While minivans ostensibly came to be viewed as the replacement for the family station wagon, they had a pretty significant commercial history, too - the U.S. Post Office, for example, bought thousands of Ford Windstars as a supplemental vehicle for its letter carriers in the 1990s. Those sliding doors - especially when double sliding doors, one for each side of the vehicle, became an option in the late 1980s - really made the minivan an ideal choice for urban deliveries. With no doors swinging out into traffic, they presented just the right profile for many businesses.

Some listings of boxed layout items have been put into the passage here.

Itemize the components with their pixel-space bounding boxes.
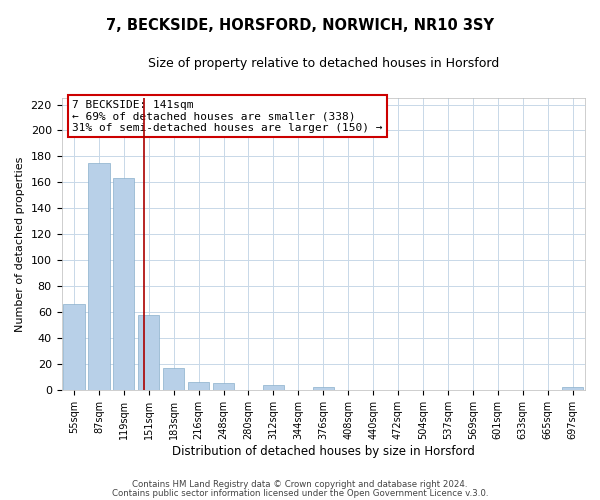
X-axis label: Distribution of detached houses by size in Horsford: Distribution of detached houses by size …	[172, 444, 475, 458]
Bar	[113, 178, 134, 390]
Bar	[64, 304, 85, 390]
Bar	[313, 388, 334, 390]
Bar	[138, 314, 160, 390]
Text: 7 BECKSIDE: 141sqm
← 69% of detached houses are smaller (338)
31% of semi-detach: 7 BECKSIDE: 141sqm ← 69% of detached hou…	[72, 100, 382, 132]
Text: Contains HM Land Registry data © Crown copyright and database right 2024.: Contains HM Land Registry data © Crown c…	[132, 480, 468, 489]
Bar	[188, 382, 209, 390]
Y-axis label: Number of detached properties: Number of detached properties	[15, 156, 25, 332]
Bar	[88, 163, 110, 390]
Bar	[263, 384, 284, 390]
Title: Size of property relative to detached houses in Horsford: Size of property relative to detached ho…	[148, 58, 499, 70]
Bar	[213, 384, 234, 390]
Text: Contains public sector information licensed under the Open Government Licence v.: Contains public sector information licen…	[112, 488, 488, 498]
Bar	[562, 388, 583, 390]
Text: 7, BECKSIDE, HORSFORD, NORWICH, NR10 3SY: 7, BECKSIDE, HORSFORD, NORWICH, NR10 3SY	[106, 18, 494, 32]
Bar	[163, 368, 184, 390]
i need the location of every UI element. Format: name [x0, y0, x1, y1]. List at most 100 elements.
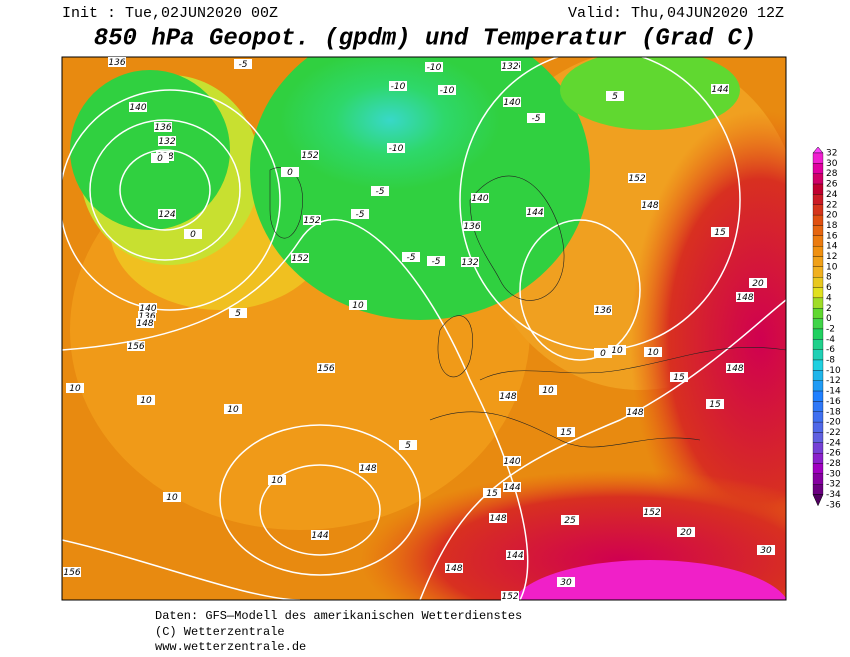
temperature-label-box: [608, 345, 626, 355]
colorbar-segment: [812, 245, 824, 257]
geopotential-label: 140: [139, 304, 156, 314]
colorbar-segment: [812, 163, 824, 174]
temperature-label: 0: [287, 168, 293, 178]
geopotential-label: 148: [499, 392, 516, 402]
colorbar-label: 30: [826, 159, 838, 169]
geopotential-label: 156: [63, 568, 80, 578]
colorbar-segment: [812, 204, 824, 216]
colorbar-label: 4: [826, 293, 832, 303]
temperature-label: 0: [600, 349, 606, 359]
geopotential-label-box: [359, 463, 377, 473]
temperature-label-box: [749, 278, 767, 288]
colorbar-label: 14: [826, 242, 838, 252]
temperature-label: 5: [235, 309, 241, 319]
geopotential-label: 132: [501, 62, 518, 72]
geopotential-label: 136: [463, 222, 480, 232]
geopotential-label-box: [311, 530, 329, 540]
colorbar-segment: [812, 308, 824, 319]
geopotential-label-box: [63, 567, 81, 577]
colorbar-label: -4: [826, 335, 835, 345]
colorbar-label: 20: [826, 211, 838, 221]
geopotential-label: 140: [471, 194, 488, 204]
temperature-label: 10: [69, 384, 81, 394]
geopotential-label: 136: [154, 123, 171, 133]
geopotential-label-box: [503, 456, 521, 466]
colorbar-label: -28: [826, 459, 841, 469]
colorbar-label: 22: [826, 200, 837, 210]
temperature-label: 30: [760, 546, 772, 556]
colorbar-label: 2: [826, 304, 832, 314]
footer-line: (C) Wetterzentrale: [155, 625, 285, 639]
geopotential-label-box: [506, 550, 524, 560]
temperature-label-box: [402, 252, 420, 262]
geopotential-label: 124: [158, 210, 175, 220]
temperature-label-box: [670, 372, 688, 382]
geopotential-label-box: [129, 102, 147, 112]
temperature-label: 15: [560, 428, 572, 438]
geopotential-label: 152: [301, 151, 318, 161]
geopotential-label-box: [501, 591, 519, 601]
map-frame: [61, 56, 787, 601]
colorbar-label: -26: [826, 449, 841, 459]
temperature-label: -10: [389, 144, 404, 154]
temperature-label-box: [349, 300, 367, 310]
colorbar-label: -16: [826, 397, 841, 407]
colorbar-segment: [812, 411, 824, 423]
temperature-label-box: [438, 85, 456, 95]
temperature-label-box: [594, 348, 612, 358]
colorbar-label: 0: [826, 314, 832, 324]
colorbar-label: 32: [826, 149, 837, 159]
temperature-label-box: [66, 383, 84, 393]
geopotential-label-box: [736, 292, 754, 302]
colorbar-label: 16: [826, 231, 838, 241]
geopotential-label: 136: [138, 312, 155, 322]
temperature-label: 15: [714, 228, 726, 238]
geopotential-label-box: [499, 391, 517, 401]
temperature-label: 20: [680, 528, 692, 538]
temperature-label: 0: [157, 154, 163, 164]
geopotential-label: 152: [628, 174, 645, 184]
temperature-label-box: [371, 186, 389, 196]
temperature-label: 5: [405, 441, 411, 451]
temperature-label-box: [281, 167, 299, 177]
temperature-label: 5: [612, 92, 618, 102]
colorbar-segment: [812, 349, 824, 361]
geopotential-label: 132: [461, 258, 478, 268]
temperature-label-box: [137, 395, 155, 405]
geopotential-label: 152: [291, 254, 308, 264]
geopotential-label-box: [303, 215, 321, 225]
temperature-label-box: [224, 404, 242, 414]
colorbar-label: 28: [826, 169, 838, 179]
temperature-label: -5: [432, 257, 441, 267]
colorbar-label: -24: [826, 438, 841, 448]
geopotential-label-box: [526, 207, 544, 217]
colorbar-label: 26: [826, 180, 838, 190]
geopotential-label-box: [139, 303, 157, 313]
geopotential-label: 144: [506, 551, 523, 561]
temperature-label-box: [163, 492, 181, 502]
temperature-label: 30: [560, 578, 572, 588]
temperature-label: 15: [673, 373, 685, 383]
colorbar-segment: [812, 183, 824, 195]
colorbar-segment: [812, 390, 824, 402]
temperature-label: 15: [486, 489, 498, 499]
geopotential-label: 148: [445, 564, 462, 574]
temperature-label-box: [557, 577, 575, 587]
colorbar-label: 24: [826, 190, 838, 200]
geopotential-label: 156: [317, 364, 334, 374]
colorbar-label: -2: [826, 324, 835, 334]
colorbar-arrow: [812, 146, 824, 154]
colorbar-segment: [812, 152, 824, 164]
geopotential-label-box: [317, 363, 335, 373]
geopotential-label-box: [628, 173, 646, 183]
colorbar-label: -22: [826, 428, 841, 438]
geopotential-label: 152: [501, 592, 518, 602]
geopotential-label-box: [641, 200, 659, 210]
geopotential-label-box: [291, 253, 309, 263]
geopotential-label: 148: [626, 408, 643, 418]
cold-area: [70, 70, 230, 230]
geopotential-label: 140: [129, 103, 146, 113]
colorbar-label: 10: [826, 262, 838, 272]
temperature-label-box: [706, 399, 724, 409]
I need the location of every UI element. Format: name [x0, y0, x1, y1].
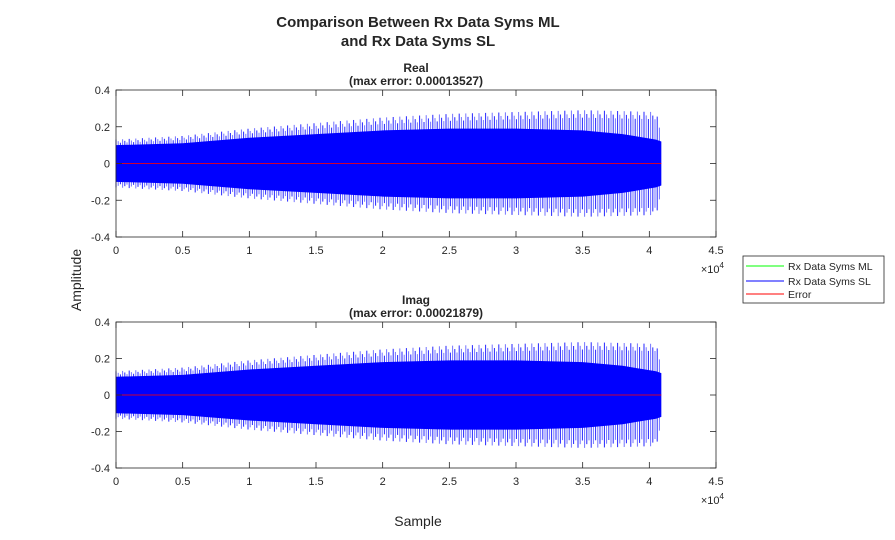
x-exponent-label: ×104 — [701, 492, 725, 507]
y-tick-label: 0.4 — [95, 317, 110, 329]
y-tick-label: 0.2 — [95, 354, 110, 366]
legend: Rx Data Syms ML Rx Data Syms SL Error — [742, 255, 885, 304]
x-exponent-label: ×104 — [701, 261, 725, 276]
legend-label-ml: Rx Data Syms ML — [788, 261, 873, 273]
x-tick-label: 2 — [380, 245, 386, 257]
y-tick-label: -0.4 — [91, 463, 110, 475]
x-tick-label: 0 — [113, 245, 119, 257]
x-tick-label: 0.5 — [175, 476, 190, 488]
y-tick-label: 0.2 — [95, 122, 110, 134]
x-tick-label: 0.5 — [175, 245, 190, 257]
subplot-subtitle: (max error: 0.00021879) — [349, 306, 483, 320]
x-tick-label: 4 — [646, 476, 652, 488]
x-tick-label: 3 — [513, 476, 519, 488]
x-tick-label: 3.5 — [575, 245, 590, 257]
subplot-real: 0 0.5 1 1.5 2 2.5 3 3.5 4 4.5 -0.4 -0.2 0 0.2 0.4 ×104 R… — [91, 61, 725, 276]
y-tick-label: 0 — [104, 159, 110, 171]
x-tick-label: 4.5 — [708, 476, 723, 488]
x-tick-label: 3.5 — [575, 476, 590, 488]
x-tick-label: 4 — [646, 245, 652, 257]
figure-title-line1: Comparison Between Rx Data Syms ML — [276, 14, 559, 31]
subplot-subtitle: (max error: 0.00013527) — [349, 74, 483, 88]
y-tick-label: -0.4 — [91, 232, 110, 244]
x-tick-label: 3 — [513, 245, 519, 257]
y-tick-label: -0.2 — [91, 195, 110, 207]
x-tick-label: 1.5 — [308, 245, 323, 257]
subplot-title: Real — [403, 61, 428, 75]
x-tick-label: 2.5 — [442, 476, 457, 488]
legend-label-error: Error — [788, 289, 812, 301]
x-tick-label: 1.5 — [308, 476, 323, 488]
y-tick-label: 0 — [104, 390, 110, 402]
y-axis-label: Amplitude — [68, 249, 84, 311]
figure-title-line2: and Rx Data Syms SL — [341, 33, 495, 50]
x-tick-label: 1 — [246, 476, 252, 488]
subplot-imag: 0 0.5 1 1.5 2 2.5 3 3.5 4 4.5 -0.4 -0.2 0 0.2 0.4 ×104 I… — [91, 293, 725, 507]
x-axis-label: Sample — [394, 513, 442, 529]
y-tick-label: 0.4 — [95, 85, 110, 97]
x-tick-label: 2 — [380, 476, 386, 488]
x-tick-label: 1 — [246, 245, 252, 257]
x-tick-label: 2.5 — [442, 245, 457, 257]
y-tick-label: -0.2 — [91, 427, 110, 439]
subplot-title: Imag — [402, 293, 430, 307]
legend-label-sl: Rx Data Syms SL — [788, 276, 871, 288]
x-tick-label: 4.5 — [708, 245, 723, 257]
x-tick-label: 0 — [113, 476, 119, 488]
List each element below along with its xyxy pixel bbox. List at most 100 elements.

And now they are slowly vanishing.

The reasons are, of course, as old as the history books - U.S. automakers got beat in the innovation department. Honda and Toyota came out with more options - especially fold-into-the-floor third row seats - combined with sleek exteriors and rugged reliability. Ford and GM both suffered early from ugly designs, got beat in the options department and never caught up. Chrysler is gamely hanging on, leading in many cases in the functionality quotient, with fold-into-the-floor seats for ALL rows among other ideas.

Of course, a lot of folks out there are happy to see them go, I suspect: Minivans were as far from sexy as Pluto is from Earth. They are all functionality, despite high-tech DVD players, automatic doors, navigation systems, etc. No teenager would be caught dead cruising in a minivan on the streets of a beach town in summer. Not many adults want to, either.

Ah, but that functionality ... it made the minivan such a versatile vehicle, even for those without the convenience of fold-into-the-floor seats. My old Ford Windstar is still chugging along at six years and 73,000 miles: hauling kids, groceries, soccer gear, lumber, mulch, refrigerators, toilets, building supplies, you name it. Even its low-tech attributes make it ideal for all this hard work - no automatic door motors to break, no fancy DVD players to damage. The gunmetal gray interior carpet and plastic are also ideal for hiding dirt stains and other unfortunate messes. The front wheel drive gets through the snow, rain, and muck as well as anything else I‘ve driven.

But the minivan‘s heyday as a light commercial jack-of-all-trades vehicle is all but gone. GM just dropped it from its commercial lineup last year. Chrysler, Toyota, Honda, and yes Nissan‘s Quest and Kia‘s Sedona all focus their products on the consumer market, with enough options and upgrades to make them as expensive as luxury vehicles ($40,000 for a minivan???? You must be joking!!!!)

Ah well. At least I‘ll mine around for a while yet to do my dirty work. Which it handles just fine.